Ekso Bionics’ staff has ballooned from 23 to 68 in the past year, and its Berkeley facility is fit to burst. Past the cramped reception area (which doubles as a customer-service bullpen), it’s Santa’s robotics workshop. The 12,000-square-foot floor is a labyrinth of workbenches, storage bins, and whiteboards covered with electrical diagrams. A yellow gantry—basically a 35-foot girder on trestles—cuts across the floor to protect test pilots like Mena against falling.
A fully assembled Ekso hangs on a rack next to one of the benches, its legs pumping repetitively in test mode. Even without an upper body, it looks shockingly human. Its architecture matches the familiar anatomy of legs and hips; its black aluminum frame (adjustable to wearers of different heights) mimics the bones, its gently whirring electrical motors, the muscles. Its gait falls between a leisurely stroll and a military step as it marches toward the marketplace.
The dream of a wearable robot capable of overcoming the frailties of human anatomy dates back at least to March 1963, when Marvel Comics published its first issue devoted to Anthony Edward “Tony” Stark, a millionaire industrialist who donned a mechanized suit to become the Invincible Iron Man. The U.S. military was thinking along the same line, and six months later, Army engineer Serge J. Zaroodny published a paper entitled “Bumpusher: A Powered Aid to Locomotion.”

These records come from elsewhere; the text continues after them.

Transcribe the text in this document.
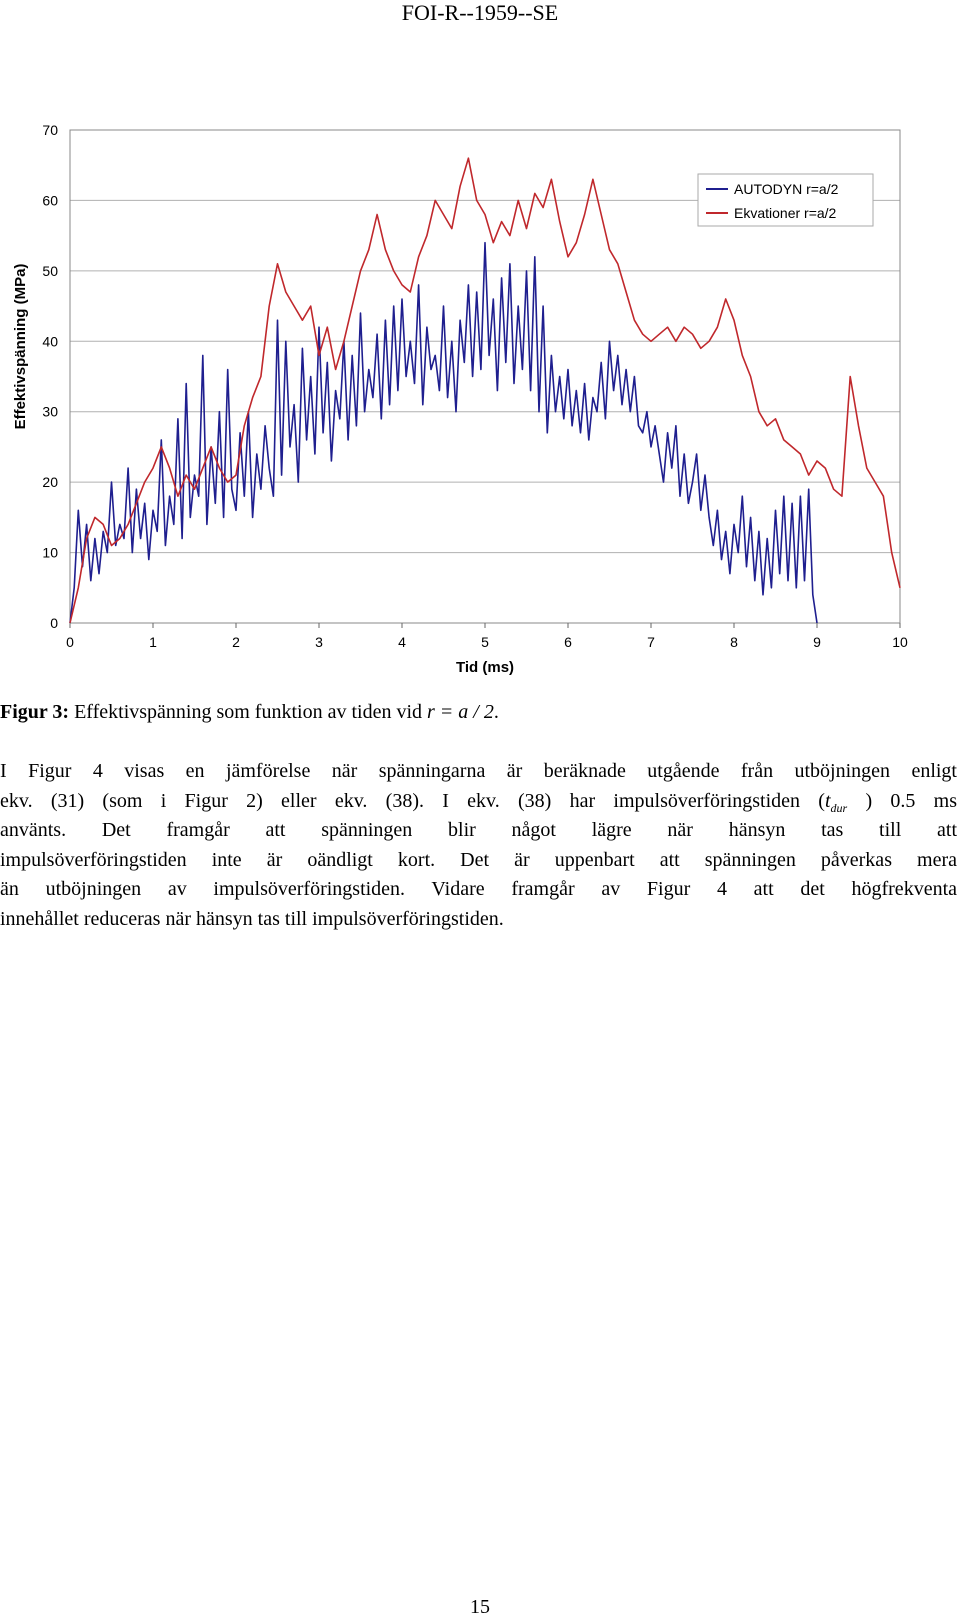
FOI-R--1959--SE
0
10
20
30
40
50
60
70
0	1	2	3	4	5	6	7	8	9	10
Tid (ms)
Effektivspänning (MPa)
AUTODYN r=a/2
Ekvationer r=a/2
Figur 3: Effektivspänning som funktion av tiden vid r = a / 2.
I Figur 4 visas en jämförelse när spänningarna är beräknade utgående från utböjningen enligt
ekv. (31) (som i Figur 2) eller ekv. (38). I ekv. (38) har impulsöverföringstiden ($t_{dur}$ ) 0.5 ms
använts. Det framgår att spänningen blir något lägre när hänsyn tas till att
impulsöverföringstiden inte är oändligt kort. Det är uppenbart att spänningen påverkas mera
än utböjningen av impulsöverföringstiden. Vidare framgår av Figur 4 att det högfrekventa
innehållet reduceras när hänsyn tas till impulsöverföringstiden.
15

Zaroodny’s design kicked off nearly four decades of dubiously productive military investment in the concept. The human body burns calories in proportion to the work it does, but early exoskeletons consumed immense amounts of energy simply standing still. The only solutions were to tether the robot to a wall socket or strap a powerful gasoline engine to its back. Neither option was fit for the battlefield. A key breakthrough came in 2004. At the University of California, Berkeley, Homayoon Kazerooni, Nathan Harding, and Russ Angold realized that the standard techniques for driving hydraulics were simply too inefficient. A mobile robot required a fresh approach. Their DARPA-funded design shunted weight through its joints into the ground, so it didn’t consume energy at rest, and it used regeneration to take advantage of gravity and recapture expended energy. This allowed the team to cut the electrical cord in favor of battery power. The result was the first practical untethered exoskeleton.
Angold had only military needs in mind until he received a terrible phone call: His brother had broken his back. “I flew to Virginia Beach, where he was in the hospital, and said, ‘We’re going to make exoskeletons to help people walk again,’” he recalls. His brother eventually made a full recovery, and Angold returned to martial applications. But at conferences, the team kept running into doctors interested in a therapeutic exoskeleton.
Recognizing opportunities in two disparate markets, in 2005, Kazerooni, Harding, and Angold formed Ekso Bionics (then called Berkeley Bionics). CEO Bruce Borup came aboard three years later, fresh from a stint with CFC, Inc. magazine’s fastest-growing U.S. defense contractor of 2007. He promptly cut a licensing deal with Lockheed Martin, which would refine, manufacture, and market the olive-drab Human Universal Load Carrier, or HULC, giving Berkeley Bionics a royalty on sales.
Borup’s knowledge of the defense market was indispensable to securing the deal, but he departed soon afterward. To attack the medical market, the company needed a different kind of CEO. It needed Eythor Bender.